© JUNGE FREIHEIT Verlag GmbH & Co. www.jungefreiheit.de 40/18 / 28. September 2018

Staatlich geförderte digitale Demenz
Etablierte Parteien haben den hohen politischen Nutzen des „Kulturguts“ Videospiel entdeckt
Oliver Busch

Anfang September demonstrierten in Hamburg etwa 150 Kinder, im Schlepptau einige Dutzend ihrer schuldbewußten Eltern, mit der Parole „Spielt mit mir! Nicht mit euren Handys!“, um von Mama und Papa lautstark mehr Aufmerksamkeit einzufordern. 

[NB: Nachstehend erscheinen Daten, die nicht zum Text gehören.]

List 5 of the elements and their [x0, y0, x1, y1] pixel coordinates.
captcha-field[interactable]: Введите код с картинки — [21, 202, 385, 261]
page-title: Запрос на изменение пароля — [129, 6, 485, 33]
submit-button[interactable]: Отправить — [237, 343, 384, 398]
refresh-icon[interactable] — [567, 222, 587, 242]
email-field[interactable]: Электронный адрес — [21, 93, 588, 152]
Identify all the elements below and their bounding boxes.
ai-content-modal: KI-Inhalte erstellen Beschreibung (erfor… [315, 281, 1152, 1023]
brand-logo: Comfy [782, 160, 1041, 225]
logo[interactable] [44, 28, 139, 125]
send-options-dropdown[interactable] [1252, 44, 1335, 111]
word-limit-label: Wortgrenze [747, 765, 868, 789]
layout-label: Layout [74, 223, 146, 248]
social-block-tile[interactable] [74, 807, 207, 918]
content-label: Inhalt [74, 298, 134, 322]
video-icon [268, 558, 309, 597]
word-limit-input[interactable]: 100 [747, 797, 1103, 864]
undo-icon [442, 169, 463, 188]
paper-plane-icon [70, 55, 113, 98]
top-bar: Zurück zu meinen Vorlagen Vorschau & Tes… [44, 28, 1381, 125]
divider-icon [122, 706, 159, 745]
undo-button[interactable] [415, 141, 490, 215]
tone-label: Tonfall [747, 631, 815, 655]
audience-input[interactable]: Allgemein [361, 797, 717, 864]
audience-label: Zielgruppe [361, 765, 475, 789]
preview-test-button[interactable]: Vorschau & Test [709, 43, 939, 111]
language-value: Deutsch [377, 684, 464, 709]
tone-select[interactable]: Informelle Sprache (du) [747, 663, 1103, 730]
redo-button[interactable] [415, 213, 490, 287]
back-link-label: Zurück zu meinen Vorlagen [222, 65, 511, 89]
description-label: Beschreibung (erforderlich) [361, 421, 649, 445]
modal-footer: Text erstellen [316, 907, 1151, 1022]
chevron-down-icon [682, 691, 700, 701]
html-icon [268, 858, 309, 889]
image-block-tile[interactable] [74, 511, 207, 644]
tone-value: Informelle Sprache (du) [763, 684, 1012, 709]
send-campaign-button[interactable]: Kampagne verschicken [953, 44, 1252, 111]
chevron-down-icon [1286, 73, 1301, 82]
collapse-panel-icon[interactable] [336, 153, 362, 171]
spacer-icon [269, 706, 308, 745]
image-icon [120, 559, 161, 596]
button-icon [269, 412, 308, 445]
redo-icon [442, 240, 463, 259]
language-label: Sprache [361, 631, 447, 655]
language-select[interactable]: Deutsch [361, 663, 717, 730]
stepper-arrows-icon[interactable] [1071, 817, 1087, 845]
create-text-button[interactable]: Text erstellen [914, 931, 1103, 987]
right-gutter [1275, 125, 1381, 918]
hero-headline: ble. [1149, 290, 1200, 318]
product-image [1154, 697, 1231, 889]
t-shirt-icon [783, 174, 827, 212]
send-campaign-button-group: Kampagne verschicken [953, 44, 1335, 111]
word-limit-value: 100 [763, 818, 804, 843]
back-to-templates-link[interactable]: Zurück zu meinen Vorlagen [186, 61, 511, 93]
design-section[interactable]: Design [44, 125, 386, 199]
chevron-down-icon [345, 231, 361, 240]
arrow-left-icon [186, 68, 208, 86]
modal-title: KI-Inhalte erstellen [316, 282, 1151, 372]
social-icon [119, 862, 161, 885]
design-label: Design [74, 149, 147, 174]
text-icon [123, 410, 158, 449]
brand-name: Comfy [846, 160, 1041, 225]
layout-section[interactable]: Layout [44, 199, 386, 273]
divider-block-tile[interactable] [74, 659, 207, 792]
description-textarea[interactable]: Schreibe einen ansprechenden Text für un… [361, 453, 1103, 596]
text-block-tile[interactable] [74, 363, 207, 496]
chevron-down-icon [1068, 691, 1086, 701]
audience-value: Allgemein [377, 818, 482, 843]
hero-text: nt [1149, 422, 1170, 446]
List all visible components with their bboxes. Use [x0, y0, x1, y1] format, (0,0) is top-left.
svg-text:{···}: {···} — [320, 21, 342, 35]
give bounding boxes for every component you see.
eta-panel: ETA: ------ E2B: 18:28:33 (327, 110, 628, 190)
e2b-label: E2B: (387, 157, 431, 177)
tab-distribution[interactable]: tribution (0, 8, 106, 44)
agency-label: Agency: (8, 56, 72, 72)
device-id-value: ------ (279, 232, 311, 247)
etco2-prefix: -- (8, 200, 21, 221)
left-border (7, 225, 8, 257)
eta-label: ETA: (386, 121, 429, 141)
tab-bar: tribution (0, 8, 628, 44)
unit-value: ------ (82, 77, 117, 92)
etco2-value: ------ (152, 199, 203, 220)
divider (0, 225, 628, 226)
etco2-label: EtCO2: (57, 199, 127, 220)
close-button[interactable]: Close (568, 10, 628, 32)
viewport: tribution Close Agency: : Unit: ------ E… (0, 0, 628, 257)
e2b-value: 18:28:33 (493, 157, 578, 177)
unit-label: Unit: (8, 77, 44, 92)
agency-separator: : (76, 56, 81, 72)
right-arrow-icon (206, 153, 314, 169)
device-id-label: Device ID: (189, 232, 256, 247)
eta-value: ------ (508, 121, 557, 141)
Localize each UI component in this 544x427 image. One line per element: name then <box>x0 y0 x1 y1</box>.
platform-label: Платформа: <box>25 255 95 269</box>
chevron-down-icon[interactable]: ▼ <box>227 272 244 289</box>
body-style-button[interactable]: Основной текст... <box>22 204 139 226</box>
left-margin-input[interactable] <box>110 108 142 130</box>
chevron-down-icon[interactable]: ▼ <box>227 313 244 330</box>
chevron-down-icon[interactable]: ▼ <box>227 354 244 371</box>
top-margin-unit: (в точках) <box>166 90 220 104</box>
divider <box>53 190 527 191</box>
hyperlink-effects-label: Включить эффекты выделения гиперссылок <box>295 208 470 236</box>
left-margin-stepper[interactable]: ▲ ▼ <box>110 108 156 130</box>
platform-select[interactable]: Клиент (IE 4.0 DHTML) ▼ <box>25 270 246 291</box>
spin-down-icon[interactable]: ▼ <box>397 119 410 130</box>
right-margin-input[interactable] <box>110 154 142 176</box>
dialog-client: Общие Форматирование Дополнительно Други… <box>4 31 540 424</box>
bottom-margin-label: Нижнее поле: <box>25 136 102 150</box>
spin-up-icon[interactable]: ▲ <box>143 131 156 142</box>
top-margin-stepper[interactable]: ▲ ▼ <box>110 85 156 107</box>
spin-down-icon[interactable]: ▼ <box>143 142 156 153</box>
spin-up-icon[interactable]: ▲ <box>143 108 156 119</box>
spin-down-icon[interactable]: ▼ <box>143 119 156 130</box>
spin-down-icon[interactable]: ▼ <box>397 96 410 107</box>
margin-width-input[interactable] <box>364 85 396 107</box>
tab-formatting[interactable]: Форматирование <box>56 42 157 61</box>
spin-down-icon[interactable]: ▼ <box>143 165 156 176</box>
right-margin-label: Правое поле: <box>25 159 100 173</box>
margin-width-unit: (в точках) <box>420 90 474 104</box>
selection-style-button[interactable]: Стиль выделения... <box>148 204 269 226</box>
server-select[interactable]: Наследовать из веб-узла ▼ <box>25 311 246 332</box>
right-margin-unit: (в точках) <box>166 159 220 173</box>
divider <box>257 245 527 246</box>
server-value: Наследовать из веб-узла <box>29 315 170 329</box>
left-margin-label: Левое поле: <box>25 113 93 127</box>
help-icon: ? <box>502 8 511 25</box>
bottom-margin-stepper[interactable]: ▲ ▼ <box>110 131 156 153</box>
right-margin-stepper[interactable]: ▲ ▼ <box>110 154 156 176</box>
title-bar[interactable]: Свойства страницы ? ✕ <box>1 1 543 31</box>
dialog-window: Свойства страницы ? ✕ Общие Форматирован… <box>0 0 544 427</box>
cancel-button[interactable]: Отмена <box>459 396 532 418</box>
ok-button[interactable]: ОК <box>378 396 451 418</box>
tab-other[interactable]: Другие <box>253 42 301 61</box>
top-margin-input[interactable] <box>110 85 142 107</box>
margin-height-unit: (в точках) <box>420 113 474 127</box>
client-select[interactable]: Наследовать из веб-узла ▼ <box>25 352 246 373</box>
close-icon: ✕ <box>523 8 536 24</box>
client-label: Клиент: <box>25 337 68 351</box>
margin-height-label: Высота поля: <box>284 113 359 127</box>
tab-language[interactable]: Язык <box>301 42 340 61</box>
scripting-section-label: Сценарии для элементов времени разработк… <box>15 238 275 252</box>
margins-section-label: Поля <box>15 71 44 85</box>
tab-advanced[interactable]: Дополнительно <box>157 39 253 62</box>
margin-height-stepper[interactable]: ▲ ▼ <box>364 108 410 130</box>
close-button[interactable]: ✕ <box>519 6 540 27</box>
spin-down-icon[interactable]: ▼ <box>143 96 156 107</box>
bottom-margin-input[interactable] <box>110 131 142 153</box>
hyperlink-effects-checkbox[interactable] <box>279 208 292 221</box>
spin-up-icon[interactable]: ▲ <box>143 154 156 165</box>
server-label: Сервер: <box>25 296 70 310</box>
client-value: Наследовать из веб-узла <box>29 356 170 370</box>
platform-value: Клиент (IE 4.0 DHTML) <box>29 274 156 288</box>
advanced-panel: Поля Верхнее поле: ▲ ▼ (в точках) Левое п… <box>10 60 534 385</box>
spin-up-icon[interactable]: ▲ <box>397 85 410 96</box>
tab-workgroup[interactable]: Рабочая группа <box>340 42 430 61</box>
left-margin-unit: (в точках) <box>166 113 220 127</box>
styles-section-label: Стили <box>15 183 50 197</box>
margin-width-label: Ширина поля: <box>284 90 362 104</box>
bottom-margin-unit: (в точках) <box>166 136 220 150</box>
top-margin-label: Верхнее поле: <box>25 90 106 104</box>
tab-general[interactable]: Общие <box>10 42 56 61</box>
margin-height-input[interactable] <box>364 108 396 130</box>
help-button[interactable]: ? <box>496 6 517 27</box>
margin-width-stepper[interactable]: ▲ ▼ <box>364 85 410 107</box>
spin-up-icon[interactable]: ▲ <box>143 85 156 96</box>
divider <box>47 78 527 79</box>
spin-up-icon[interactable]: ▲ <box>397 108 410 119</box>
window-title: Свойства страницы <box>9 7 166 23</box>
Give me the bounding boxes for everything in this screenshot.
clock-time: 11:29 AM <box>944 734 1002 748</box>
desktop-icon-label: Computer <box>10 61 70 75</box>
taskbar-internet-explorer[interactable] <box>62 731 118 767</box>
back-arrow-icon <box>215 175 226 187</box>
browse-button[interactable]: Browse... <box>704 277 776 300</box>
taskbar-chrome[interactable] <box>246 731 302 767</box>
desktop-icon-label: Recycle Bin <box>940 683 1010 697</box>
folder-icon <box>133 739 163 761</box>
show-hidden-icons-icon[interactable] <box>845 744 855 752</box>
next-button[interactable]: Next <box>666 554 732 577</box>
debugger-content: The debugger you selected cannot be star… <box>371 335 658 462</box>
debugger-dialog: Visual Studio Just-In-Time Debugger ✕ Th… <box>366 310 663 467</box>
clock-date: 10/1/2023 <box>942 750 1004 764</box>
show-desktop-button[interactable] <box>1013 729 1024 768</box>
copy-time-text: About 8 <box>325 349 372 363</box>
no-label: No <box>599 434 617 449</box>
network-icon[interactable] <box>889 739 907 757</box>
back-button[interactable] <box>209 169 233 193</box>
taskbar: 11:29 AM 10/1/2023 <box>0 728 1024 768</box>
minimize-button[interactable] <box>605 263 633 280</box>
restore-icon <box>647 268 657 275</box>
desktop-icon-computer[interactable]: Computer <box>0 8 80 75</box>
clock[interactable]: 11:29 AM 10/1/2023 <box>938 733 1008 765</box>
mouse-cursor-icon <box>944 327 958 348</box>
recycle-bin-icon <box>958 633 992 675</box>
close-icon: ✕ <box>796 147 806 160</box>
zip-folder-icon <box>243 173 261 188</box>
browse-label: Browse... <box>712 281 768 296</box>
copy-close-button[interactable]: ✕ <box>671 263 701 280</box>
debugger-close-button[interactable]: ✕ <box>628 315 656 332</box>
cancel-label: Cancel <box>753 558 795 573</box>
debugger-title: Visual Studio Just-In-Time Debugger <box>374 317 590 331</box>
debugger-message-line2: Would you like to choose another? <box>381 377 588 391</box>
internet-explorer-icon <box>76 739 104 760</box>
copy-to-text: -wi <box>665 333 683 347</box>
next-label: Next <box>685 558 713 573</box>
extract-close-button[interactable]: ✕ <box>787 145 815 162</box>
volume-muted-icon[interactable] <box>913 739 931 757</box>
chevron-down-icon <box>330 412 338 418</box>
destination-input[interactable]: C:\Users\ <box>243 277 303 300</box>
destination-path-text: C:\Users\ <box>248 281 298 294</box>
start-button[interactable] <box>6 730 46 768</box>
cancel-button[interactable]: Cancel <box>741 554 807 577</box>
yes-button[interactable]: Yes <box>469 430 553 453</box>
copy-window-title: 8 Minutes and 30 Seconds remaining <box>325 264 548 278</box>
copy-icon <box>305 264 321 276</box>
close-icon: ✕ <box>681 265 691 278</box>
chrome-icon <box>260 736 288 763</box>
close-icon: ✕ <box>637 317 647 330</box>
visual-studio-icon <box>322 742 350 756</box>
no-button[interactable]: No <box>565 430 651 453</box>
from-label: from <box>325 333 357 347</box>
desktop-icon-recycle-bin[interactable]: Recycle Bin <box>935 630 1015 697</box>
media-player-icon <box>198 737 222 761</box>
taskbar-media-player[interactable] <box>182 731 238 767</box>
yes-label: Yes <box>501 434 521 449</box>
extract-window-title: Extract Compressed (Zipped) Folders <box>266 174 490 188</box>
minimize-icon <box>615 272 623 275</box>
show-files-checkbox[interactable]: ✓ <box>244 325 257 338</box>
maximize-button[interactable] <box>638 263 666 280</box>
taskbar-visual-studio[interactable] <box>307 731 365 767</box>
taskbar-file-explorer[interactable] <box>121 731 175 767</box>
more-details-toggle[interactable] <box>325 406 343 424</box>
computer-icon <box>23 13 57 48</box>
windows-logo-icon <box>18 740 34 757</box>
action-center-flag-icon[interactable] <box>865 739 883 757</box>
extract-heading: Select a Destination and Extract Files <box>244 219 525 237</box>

Ihr Protest illustriert in schon rührender Hilflosigkeit, was der neue „Freizeit-Monitor“ der Hamburger Stiftung für Zukunftsfragen statistisch aufzeigt: Die Deutschen haben immer weniger Zeit für andere, weil sie in virtuellen Welten unterwegs sind. Diese Auflösung des sozialen Zusammenhalts beginnt in der Familie.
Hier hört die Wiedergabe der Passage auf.